Multiplying together the first 26 primes requires that you can store a number up to 232862364358497360900063316880507363070. log2 of that number is about 127.5. So you need 128-bits of storage.
Essentially, the correct solution is to sort both lists, and then do a single pass through checking for unique items in one list. Once you have this solution, you can do some micro-optimizations:
- note that the set of symbols is limited, so you can use a counting sort (or other non comparison based "sort")
- note that the sorting function doesn't need to be an actual sorting algorithm, and may discard duplicates.
If you apply these two optimizations, you should end up with the bit-field approach (or maybe a slightly more memory hungry one that doesn't store stuff in individual bits... but algorithmically it doesn't bring anything new to the table).
For some reason, a minority of people are then thinking that a further optimization is to use a more inefficient data structure in the sorting algorithm for storing whether or not a letter has been seen. This has the effect of a more expensive read operation, write operation, more memory usage and provides no other benefits.
Standard counter-intuitive example (from the game development domain) is how to check if an array of integers has a zero in it.
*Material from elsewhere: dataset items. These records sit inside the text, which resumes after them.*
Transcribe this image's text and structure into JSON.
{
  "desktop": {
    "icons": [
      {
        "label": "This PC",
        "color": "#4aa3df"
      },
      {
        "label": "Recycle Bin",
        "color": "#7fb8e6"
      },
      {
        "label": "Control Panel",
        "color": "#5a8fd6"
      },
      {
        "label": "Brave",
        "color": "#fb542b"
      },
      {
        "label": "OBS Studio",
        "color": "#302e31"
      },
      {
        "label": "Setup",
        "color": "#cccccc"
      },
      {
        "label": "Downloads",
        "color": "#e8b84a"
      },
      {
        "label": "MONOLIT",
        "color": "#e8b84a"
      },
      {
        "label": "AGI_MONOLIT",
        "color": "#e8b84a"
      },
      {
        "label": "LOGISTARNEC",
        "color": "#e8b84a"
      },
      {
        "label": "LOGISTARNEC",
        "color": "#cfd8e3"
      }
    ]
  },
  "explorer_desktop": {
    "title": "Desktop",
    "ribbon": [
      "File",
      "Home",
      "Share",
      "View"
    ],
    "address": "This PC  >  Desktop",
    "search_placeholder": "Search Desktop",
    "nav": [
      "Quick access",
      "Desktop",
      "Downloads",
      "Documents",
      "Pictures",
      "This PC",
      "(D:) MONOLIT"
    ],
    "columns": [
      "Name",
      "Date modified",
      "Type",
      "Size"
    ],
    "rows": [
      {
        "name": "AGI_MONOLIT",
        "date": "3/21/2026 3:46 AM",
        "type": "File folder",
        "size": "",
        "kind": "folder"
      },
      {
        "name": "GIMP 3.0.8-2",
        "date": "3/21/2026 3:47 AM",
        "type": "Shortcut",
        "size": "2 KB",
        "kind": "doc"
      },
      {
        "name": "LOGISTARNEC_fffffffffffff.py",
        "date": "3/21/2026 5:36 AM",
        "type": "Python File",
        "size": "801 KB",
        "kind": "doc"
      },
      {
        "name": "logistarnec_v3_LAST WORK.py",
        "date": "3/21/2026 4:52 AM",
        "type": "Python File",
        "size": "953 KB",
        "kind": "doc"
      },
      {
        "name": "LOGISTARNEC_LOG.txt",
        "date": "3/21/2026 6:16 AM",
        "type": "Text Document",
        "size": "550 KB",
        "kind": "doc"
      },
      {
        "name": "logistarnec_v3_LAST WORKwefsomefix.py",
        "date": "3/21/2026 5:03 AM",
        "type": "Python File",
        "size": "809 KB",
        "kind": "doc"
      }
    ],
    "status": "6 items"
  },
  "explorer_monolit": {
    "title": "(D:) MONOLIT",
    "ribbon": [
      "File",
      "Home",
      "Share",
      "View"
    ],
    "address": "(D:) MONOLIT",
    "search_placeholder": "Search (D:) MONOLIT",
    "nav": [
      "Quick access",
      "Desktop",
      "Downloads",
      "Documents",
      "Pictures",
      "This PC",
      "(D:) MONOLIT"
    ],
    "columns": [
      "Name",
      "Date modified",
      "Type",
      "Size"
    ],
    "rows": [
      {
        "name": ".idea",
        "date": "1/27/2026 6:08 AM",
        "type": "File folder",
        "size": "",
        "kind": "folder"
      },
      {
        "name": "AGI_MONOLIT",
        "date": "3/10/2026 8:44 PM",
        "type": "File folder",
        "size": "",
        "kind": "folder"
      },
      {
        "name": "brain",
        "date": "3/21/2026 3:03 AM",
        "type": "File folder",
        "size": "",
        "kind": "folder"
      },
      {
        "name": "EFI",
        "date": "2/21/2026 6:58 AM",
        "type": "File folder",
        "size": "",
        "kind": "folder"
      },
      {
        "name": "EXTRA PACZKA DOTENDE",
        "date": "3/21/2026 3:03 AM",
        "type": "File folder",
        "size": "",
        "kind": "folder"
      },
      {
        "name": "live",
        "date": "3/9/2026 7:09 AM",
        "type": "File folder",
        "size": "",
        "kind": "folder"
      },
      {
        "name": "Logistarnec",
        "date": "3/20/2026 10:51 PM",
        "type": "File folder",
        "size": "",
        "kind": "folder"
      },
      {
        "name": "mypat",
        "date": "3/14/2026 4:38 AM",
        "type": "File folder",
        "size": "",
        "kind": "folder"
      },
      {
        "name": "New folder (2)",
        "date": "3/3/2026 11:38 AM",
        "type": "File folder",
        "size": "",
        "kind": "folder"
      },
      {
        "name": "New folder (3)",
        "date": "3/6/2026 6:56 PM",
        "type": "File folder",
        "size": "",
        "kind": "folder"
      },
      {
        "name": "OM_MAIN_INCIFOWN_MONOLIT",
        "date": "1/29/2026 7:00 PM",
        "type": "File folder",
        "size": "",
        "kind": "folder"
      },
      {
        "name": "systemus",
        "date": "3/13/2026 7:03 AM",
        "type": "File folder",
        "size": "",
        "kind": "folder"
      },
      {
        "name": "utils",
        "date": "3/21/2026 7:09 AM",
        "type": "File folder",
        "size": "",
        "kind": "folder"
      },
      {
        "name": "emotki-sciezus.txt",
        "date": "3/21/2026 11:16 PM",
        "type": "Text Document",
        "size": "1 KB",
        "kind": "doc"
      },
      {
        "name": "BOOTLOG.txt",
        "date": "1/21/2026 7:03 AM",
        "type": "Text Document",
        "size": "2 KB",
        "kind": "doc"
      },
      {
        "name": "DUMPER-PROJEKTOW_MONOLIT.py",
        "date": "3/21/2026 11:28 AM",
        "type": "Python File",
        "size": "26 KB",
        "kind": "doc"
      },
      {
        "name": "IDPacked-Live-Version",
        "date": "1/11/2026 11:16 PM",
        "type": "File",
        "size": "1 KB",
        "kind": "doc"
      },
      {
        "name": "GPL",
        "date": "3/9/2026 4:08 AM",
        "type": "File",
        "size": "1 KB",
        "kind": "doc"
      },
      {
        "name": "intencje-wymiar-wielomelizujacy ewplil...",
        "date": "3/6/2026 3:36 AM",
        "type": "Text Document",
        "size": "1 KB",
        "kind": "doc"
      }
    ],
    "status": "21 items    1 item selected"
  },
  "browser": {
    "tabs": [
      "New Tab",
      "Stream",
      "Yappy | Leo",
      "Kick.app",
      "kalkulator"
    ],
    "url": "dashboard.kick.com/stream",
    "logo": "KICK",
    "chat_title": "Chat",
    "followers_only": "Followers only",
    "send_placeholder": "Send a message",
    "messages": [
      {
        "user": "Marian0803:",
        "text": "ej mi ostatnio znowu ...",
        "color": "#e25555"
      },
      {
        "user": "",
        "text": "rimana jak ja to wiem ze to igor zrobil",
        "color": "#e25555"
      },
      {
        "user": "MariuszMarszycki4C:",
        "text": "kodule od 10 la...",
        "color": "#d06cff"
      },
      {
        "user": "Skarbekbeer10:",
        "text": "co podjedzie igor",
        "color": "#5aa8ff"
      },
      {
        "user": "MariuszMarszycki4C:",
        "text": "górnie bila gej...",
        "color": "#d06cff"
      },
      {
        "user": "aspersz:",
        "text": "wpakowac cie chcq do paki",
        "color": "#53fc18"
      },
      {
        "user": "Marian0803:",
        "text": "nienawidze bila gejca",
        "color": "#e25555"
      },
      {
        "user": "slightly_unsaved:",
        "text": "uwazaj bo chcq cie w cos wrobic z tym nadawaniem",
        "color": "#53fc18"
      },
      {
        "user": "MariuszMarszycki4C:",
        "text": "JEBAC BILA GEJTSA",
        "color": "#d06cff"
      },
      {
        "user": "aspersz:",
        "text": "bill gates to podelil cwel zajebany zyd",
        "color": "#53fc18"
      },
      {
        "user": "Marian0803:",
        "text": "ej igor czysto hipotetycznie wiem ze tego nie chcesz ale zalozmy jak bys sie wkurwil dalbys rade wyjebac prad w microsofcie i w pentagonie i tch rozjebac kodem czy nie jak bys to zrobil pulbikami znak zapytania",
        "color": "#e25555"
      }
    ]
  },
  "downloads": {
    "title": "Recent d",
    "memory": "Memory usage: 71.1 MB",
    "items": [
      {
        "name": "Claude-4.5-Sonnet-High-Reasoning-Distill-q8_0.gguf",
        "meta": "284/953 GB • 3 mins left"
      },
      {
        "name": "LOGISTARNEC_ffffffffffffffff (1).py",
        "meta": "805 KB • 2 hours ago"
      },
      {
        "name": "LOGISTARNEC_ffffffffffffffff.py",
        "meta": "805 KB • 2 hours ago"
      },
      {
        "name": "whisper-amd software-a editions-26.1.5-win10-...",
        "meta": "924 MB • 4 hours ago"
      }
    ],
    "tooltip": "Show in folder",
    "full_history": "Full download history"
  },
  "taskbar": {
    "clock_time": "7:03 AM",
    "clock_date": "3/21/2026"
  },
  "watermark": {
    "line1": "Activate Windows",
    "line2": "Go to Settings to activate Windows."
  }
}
The answer, when all things are considered, is to scan through an entire array making a simple arithmetic for each item and one comparison at the end rather than compare each element.
The same may happen with your example. Filling up 32-bit mask might be more expensive than to flip an element in a boolean array. That's not even considering that the array option allows for early termination of the second loop.
Consider the following string, where   is a non-breaking space:
Main string: "Counter example:  _à²"
Shorter string: "ಠ_ಠ"
The array of bools, bitmap (remember 32-bit int!), hash map; all are the same basic deal, easy to understand code, etc. Any would probably be fine, imho.
Hash map would be my initial implementation, though, if only because I don't know where it would be used, and the map will be immediately understood.
Well, I guess not everyone is an amazing genius like you.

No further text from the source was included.